Assumes the rotating wave approximation applies independently for the field interaction with all possible dipole transitions. Approximation is generally reasonable for weak driving fields such that no more than a single resonance contributes significantly to the overall Stark shift. When field is far-detuned from all transitions, error tends to a factor of 2.

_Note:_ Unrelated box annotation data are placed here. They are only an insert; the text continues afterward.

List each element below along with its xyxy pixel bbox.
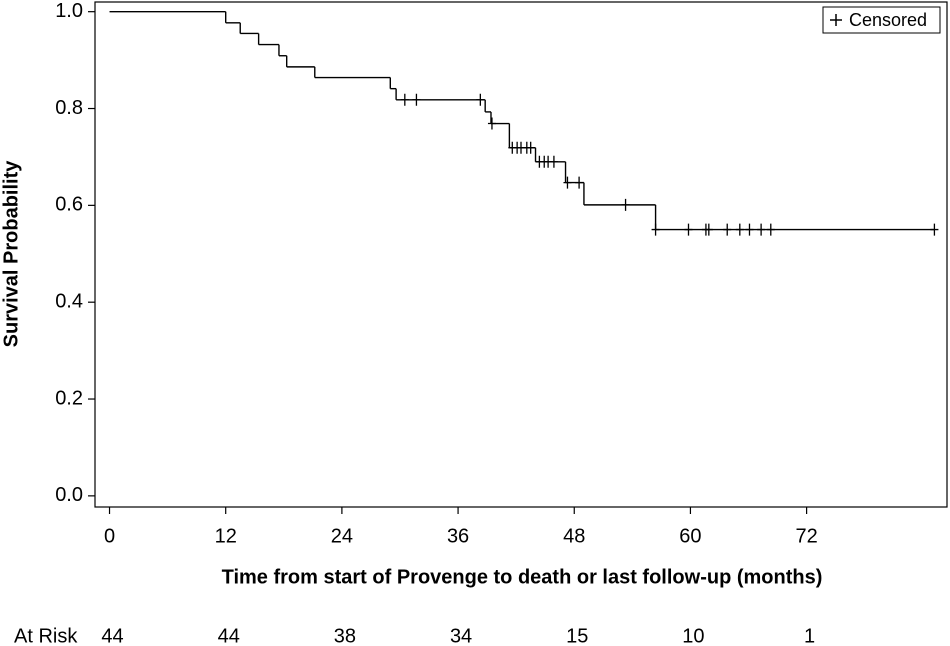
censor-mark [549, 155, 558, 168]
censor-mark [745, 223, 754, 236]
censor-mark [651, 223, 660, 236]
at-risk-value: 1 [804, 625, 815, 646]
x-tick-label: 12 [215, 525, 237, 547]
censor-mark [684, 223, 693, 236]
y-tick-label: 0.8 [55, 97, 83, 119]
at-risk-value: 38 [334, 625, 356, 646]
x-tick-label: 0 [104, 525, 115, 547]
x-tick-label: 36 [447, 525, 469, 547]
censor-mark [412, 93, 421, 106]
x-axis-title: Time from start of Provenge to death or … [222, 566, 823, 588]
at-risk-value: 15 [566, 625, 588, 646]
legend-box [822, 6, 941, 34]
y-tick-label: 0.4 [55, 290, 83, 312]
x-tick-label: 60 [679, 525, 701, 547]
y-tick-label: 0.0 [55, 484, 83, 506]
censor-mark [487, 117, 496, 130]
at-risk-value: 44 [101, 625, 123, 646]
plot-frame [94, 1, 948, 508]
legend-label: Censored [849, 10, 927, 30]
censor-mark [766, 223, 775, 236]
censor-mark [400, 93, 409, 106]
censor-mark [476, 93, 485, 106]
y-tick-label: 1.0 [55, 0, 83, 22]
censor-mark [757, 223, 766, 236]
at-risk-value: 44 [218, 625, 240, 646]
censor-mark [735, 223, 744, 236]
legend-symbol [830, 14, 842, 26]
y-tick-label: 0.2 [55, 387, 83, 409]
censor-mark [704, 223, 713, 236]
at-risk-value: 10 [682, 625, 704, 646]
censor-mark [575, 176, 584, 189]
censor-mark [723, 223, 732, 236]
at-risk-value: 34 [450, 625, 472, 646]
censor-mark [930, 223, 939, 236]
y-axis-title: Survival Probability [0, 160, 22, 348]
x-tick-label: 72 [795, 525, 817, 547]
x-tick-label: 24 [331, 525, 353, 547]
censor-mark [563, 176, 572, 189]
y-tick-label: 0.6 [55, 194, 83, 216]
x-tick-label: 48 [563, 525, 585, 547]
censor-mark [526, 141, 535, 154]
censor-mark [621, 198, 630, 211]
at-risk-label: At Risk [14, 625, 78, 646]
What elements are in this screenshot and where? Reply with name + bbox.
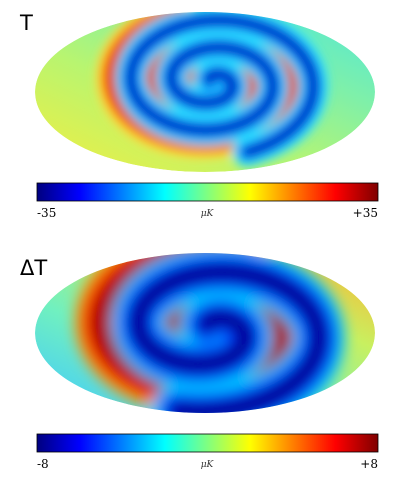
colorbar-min: -35 <box>37 206 56 220</box>
colorbar-unit: μK <box>201 209 215 219</box>
colorbar <box>36 433 379 453</box>
spiral-arm <box>125 15 319 158</box>
panel-label: ΔT <box>20 256 47 280</box>
spiral-arm <box>128 263 329 413</box>
colorbar-min: -8 <box>37 457 49 471</box>
sky-map <box>35 12 375 172</box>
spiral <box>95 12 329 168</box>
sky-map <box>35 253 375 413</box>
colorbar-max: +35 <box>353 206 378 220</box>
colorbar-unit: μK <box>201 460 215 470</box>
colorbar-max: +8 <box>360 457 378 471</box>
colorbar <box>36 182 379 202</box>
spiral <box>74 253 346 413</box>
panel-label: T <box>19 11 33 35</box>
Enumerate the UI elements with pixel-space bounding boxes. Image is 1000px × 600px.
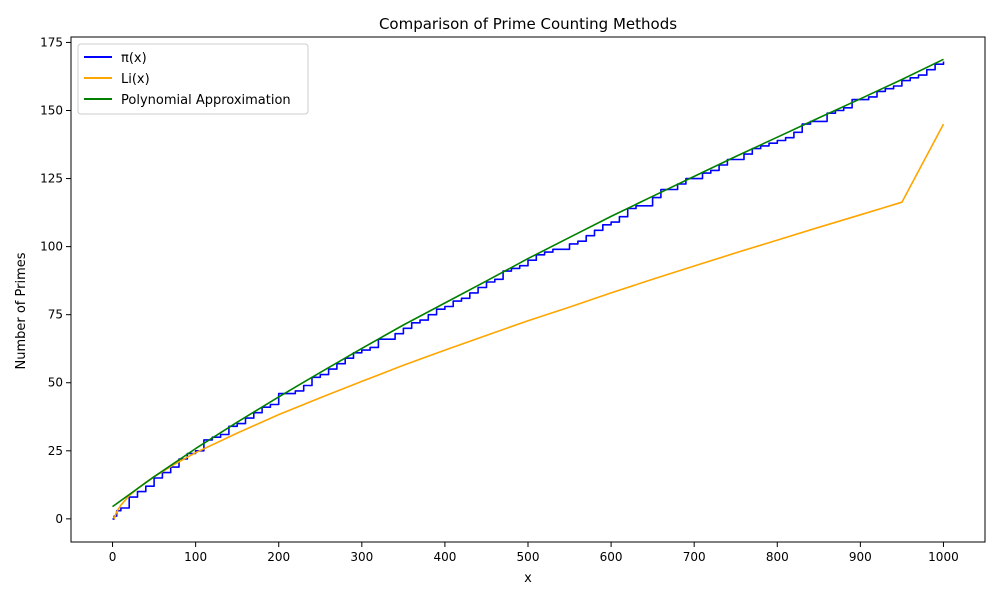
series-line-0 <box>112 61 945 520</box>
x-tick-label-10: 1000 <box>928 550 959 564</box>
x-tick-label-9: 900 <box>849 550 872 564</box>
series-line-2 <box>112 58 944 508</box>
y-tick-label-4: 100 <box>40 240 63 254</box>
y-axis: 0 25 50 75 100 125 150 175 <box>40 35 71 526</box>
y-tick-label-5: 125 <box>40 172 63 186</box>
legend-label-1: Li(x) <box>121 72 150 87</box>
x-tick-label-2: 200 <box>267 550 290 564</box>
x-tick-label-4: 400 <box>433 550 456 564</box>
legend-label-2: Polynomial Approximation <box>121 93 291 108</box>
chart-title: Comparison of Prime Counting Methods <box>379 15 677 33</box>
x-tick-label-0: 0 <box>109 550 117 564</box>
legend: π(x) Li(x) Polynomial Approximation <box>77 43 309 115</box>
y-axis-label: Number of Primes <box>14 252 29 369</box>
y-tick-label-0: 0 <box>55 512 63 526</box>
y-tick-label-3: 75 <box>48 308 63 322</box>
x-axis: 0 100 200 300 400 500 600 700 800 900 1000 <box>109 542 959 564</box>
x-tick-label-8: 800 <box>766 550 789 564</box>
legend-box <box>77 43 309 115</box>
x-tick-label-7: 700 <box>683 550 706 564</box>
x-tick-label-5: 500 <box>517 550 540 564</box>
y-tick-label-1: 25 <box>48 444 63 458</box>
legend-label-0: π(x) <box>121 51 147 66</box>
x-axis-label: x <box>524 571 532 586</box>
plot-area <box>70 36 986 543</box>
y-tick-label-6: 150 <box>40 104 63 118</box>
x-tick-label-3: 300 <box>350 550 373 564</box>
y-tick-label-2: 50 <box>48 376 63 390</box>
y-tick-label-7: 175 <box>40 35 63 49</box>
x-tick-label-1: 100 <box>184 550 207 564</box>
x-tick-label-6: 600 <box>600 550 623 564</box>
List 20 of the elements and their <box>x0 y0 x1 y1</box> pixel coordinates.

For an example of usage and comparison to other methods see RWAStarkShift Example.

Parameters

atom (`AlkaliAtom`) – ={ `arc.alkali_atom_data.Lithium6`, `arc.alkali_atom_data.Lithium7`, `arc.alkali_atom_data.Sodium`, `arc.alkali_atom_data.Potassium39`, `arc.alkali_atom_data.Potassium40`, `arc.alkali_atom_data.Potassium41`, `arc.alkali_atom_data.Rubidium85`, `arc.alkali_atom_data.Rubidium87`, `arc.alkali_atom_data.Caesium` } Select the alkali metal for energy level diagram calculation

Examples

Approximate AC Stark Map calculation

```>>> from arc import Rubidium85, RWAStarkShift
>>> calc = RWAStarkShift(Rubidium85())
>>> calc.defineBasis(56, 2, 2.5, 0.5, 0, 45, 70, 10)
>>> calc.findDipoleCoupledStates()
>>> calc.makeRWA(0.01, np.linspace(1.0e9, 40e9, 402))
>>> print(calc.starkShifts.shape)
(402,)
```

### Calculate#

 `defineBasis`(n, l, j, mj, q, nMin, nMax, maxL) Initializes basis of states around state of interest `findDipoleCoupledStates`([debugOutput]) Finds the states in `basisStates` that directly couple to `targetState` via single photon electric dipole transitions. `makeRWA`(efields, freqs[, maxRes, zip_inputs]) Calculates the total Rotating-Wave Approximation AC stark shift

### Attributes#

 `basisStates` List of basis states for calculation in the form [ [n,l,j,mj], ...]. `dipoleCoupledStates` List of basis states that are dipole coupled to the target state. `dipoleCoupledFreqs` Transition frequencies in Hz between `targetState` and `dipoleCoupledStates`. `starkShifts` Saves results of `makeRWA` caclulations.